Oakbridge Tavern, better known as the Little Kraut, has been sold to the owners of San Remo in Shrewsbury. (Photo by Dustin Racioppi; click to enlarge)
By DUSTIN RACIOPPI
Eight months after Dieter Bornemann ended a 30-year run as owner of The Little Kraut, he’s sold his Red Bank building, moved out of the upstairs apartment and is hitting the road for Las Vegas.
Moving into the prominent space at the corner of Oakland Street and Bridge Avenue will be another authentic European restaurant, San Remo, now located on the Shrewsbury side of Newman Springs Road, owner and chef Giovanni Boudour tells redbankgreen.
San Remo will move to Red Bank, and the current location will change names and offer seafood and Mediterranean style cuisine. (Photo by Dustin Racioppi; click to enlarge)

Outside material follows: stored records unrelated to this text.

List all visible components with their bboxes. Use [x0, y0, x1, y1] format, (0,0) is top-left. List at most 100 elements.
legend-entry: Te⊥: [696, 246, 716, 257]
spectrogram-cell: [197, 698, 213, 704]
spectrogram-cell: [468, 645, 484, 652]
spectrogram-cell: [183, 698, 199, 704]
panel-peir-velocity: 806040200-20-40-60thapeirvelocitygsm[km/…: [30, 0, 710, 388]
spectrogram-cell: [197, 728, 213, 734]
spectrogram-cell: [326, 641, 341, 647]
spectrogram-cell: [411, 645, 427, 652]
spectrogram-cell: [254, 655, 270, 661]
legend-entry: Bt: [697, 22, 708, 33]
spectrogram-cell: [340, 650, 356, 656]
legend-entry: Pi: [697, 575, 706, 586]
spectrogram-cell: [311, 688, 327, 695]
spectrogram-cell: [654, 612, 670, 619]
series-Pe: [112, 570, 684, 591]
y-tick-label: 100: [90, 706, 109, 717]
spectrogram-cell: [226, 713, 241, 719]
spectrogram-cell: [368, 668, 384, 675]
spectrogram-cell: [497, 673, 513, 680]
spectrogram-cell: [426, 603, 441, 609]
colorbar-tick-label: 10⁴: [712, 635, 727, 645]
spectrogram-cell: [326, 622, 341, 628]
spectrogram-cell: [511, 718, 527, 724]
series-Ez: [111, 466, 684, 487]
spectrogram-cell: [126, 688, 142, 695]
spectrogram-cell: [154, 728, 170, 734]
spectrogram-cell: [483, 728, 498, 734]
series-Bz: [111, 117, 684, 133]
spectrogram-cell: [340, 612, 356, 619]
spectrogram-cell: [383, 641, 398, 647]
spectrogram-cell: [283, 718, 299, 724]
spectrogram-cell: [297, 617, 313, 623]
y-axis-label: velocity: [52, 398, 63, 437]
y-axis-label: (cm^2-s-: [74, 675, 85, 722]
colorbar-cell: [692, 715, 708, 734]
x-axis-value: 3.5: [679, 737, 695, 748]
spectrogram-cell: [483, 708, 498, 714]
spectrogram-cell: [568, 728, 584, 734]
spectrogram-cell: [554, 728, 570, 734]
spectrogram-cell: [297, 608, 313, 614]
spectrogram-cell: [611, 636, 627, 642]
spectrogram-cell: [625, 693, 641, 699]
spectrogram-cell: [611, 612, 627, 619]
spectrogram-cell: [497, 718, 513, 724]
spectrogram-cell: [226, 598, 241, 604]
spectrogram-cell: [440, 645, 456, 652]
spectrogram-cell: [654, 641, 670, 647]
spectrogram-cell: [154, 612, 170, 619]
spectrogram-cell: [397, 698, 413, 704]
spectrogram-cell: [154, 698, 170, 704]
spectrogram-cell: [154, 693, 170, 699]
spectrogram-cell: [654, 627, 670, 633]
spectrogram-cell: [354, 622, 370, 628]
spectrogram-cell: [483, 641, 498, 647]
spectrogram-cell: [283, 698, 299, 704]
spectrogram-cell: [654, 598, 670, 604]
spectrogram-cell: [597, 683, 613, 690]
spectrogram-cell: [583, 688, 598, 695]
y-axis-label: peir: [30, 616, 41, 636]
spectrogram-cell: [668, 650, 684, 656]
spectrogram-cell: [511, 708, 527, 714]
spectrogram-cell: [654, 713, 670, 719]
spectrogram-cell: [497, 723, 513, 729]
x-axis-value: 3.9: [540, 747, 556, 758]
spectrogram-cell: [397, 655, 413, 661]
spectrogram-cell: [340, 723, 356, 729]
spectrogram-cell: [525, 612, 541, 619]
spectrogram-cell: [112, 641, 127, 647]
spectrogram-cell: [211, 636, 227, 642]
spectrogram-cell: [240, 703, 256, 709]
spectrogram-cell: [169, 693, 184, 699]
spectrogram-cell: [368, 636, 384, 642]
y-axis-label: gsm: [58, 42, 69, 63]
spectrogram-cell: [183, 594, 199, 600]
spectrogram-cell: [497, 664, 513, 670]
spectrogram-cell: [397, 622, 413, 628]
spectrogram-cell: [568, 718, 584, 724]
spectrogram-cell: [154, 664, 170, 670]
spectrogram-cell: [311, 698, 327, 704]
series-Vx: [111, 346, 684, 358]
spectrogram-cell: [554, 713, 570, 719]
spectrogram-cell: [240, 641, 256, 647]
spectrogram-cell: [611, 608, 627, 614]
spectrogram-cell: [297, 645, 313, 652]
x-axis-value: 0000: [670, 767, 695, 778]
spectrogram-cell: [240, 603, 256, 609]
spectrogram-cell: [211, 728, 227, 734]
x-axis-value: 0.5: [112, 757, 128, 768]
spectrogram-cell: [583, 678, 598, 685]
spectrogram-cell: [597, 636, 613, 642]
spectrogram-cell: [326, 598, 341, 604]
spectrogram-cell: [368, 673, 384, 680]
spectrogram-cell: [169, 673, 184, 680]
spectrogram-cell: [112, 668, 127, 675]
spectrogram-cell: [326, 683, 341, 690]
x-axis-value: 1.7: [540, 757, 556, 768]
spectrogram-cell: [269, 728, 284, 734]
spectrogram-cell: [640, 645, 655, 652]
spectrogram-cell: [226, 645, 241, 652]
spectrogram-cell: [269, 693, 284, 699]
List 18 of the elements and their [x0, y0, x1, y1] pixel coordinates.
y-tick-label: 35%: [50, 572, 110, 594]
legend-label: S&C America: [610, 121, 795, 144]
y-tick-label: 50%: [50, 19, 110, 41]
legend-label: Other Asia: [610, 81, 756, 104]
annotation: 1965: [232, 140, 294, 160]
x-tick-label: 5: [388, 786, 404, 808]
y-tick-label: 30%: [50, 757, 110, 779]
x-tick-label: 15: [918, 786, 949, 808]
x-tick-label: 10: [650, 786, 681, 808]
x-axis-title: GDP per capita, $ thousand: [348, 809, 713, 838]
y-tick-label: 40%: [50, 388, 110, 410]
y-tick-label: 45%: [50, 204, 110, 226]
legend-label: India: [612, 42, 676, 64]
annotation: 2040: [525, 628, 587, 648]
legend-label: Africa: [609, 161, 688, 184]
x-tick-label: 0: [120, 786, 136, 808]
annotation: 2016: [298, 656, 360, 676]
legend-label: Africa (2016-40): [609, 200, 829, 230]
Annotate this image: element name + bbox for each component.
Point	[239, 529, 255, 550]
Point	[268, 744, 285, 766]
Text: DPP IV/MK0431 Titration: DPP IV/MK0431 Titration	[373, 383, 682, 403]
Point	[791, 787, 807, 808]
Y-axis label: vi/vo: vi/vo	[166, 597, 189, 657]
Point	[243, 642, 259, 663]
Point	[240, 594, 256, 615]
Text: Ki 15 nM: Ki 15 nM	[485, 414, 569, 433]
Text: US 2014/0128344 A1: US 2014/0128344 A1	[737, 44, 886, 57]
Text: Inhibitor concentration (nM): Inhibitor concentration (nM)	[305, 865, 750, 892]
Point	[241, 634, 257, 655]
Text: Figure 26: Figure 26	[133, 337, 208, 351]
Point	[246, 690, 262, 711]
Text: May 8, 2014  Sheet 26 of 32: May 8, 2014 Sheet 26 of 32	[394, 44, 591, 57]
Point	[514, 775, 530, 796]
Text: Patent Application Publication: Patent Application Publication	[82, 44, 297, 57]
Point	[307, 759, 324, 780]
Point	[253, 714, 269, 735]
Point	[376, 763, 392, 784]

Terms of the property transaction, which Boudour says were finalized last Tuesday, were not disclosed, and documents were not yet available on the Monmouth County Clerk’s website.
The new San Remo will be a BYOB, as Bornemann’s liquor license was transferred last week to Jack Anderson, owner of Jack’s Music Shoppe and the Broad Street building that houses the River’s Edge Café, whose owner is seeking a new location.
The move will give Boudour more space — he intends to have a party room where Bornemann had his residence — though the menu will be unchanged.
There’s no timetable yet for the move. A complete overhaul is in order, Boudour said. Once it’s complete, San Remo’s current home of 12 years will become a seafood and Mediterranean cuisine restaurant, he says. “I’m changing the whole style, the whole thing,” he said.
The inside of the two-story building should be free of any memories of Bornemann’s long-lasting relationship with Red Bank. Over the weekend, the proprietor of Monmouth County’s most durable purveyor of authentic German cooking held a firesale, unloading tables, glasses, chairs and other schnickschnacks amassed in the last 40 years he did business in town.
Bornemann said that by Monday he’d be heading West to the City of Lights to settle into retirement.
Bornemann, who emigrated from Germany in the mid-60s, got his start in Red Bank on the east side of the train tracks, where Jamian’s now calls home. In 1979 he moved the well-known Little Kraut to Bridge and Oakland, just steps from the railroad station.
Three years ago, Bornemann caught up with political correctness and dropped the epithetic name to rebrand it the Oakbridge Tavern, an organic food and beer establishment that also happened to have German fare. But the business struggled to find a following, and a foreclosure action was initiated by a lender a year ago, county records indicate.
After the most recent Oktoberfest, Bornemann said he decided to call it quits because his staff was becoming reliably unreliable. Money was often missing, he said, and there wasn’t a proper level of respect for the trade or management.
“I felt, like, put against a wall,” said Bornemann in his heavy German accent. “I couldn’t do it anymore.”
Now Boudour will write the next chapter for 115 Oakland Street. He’s convinced that it won’t take long to supplant Oakbridge as a popular fixture on Red Bank’s West Side.
“I have no problem,” he said. “I have my own customers.”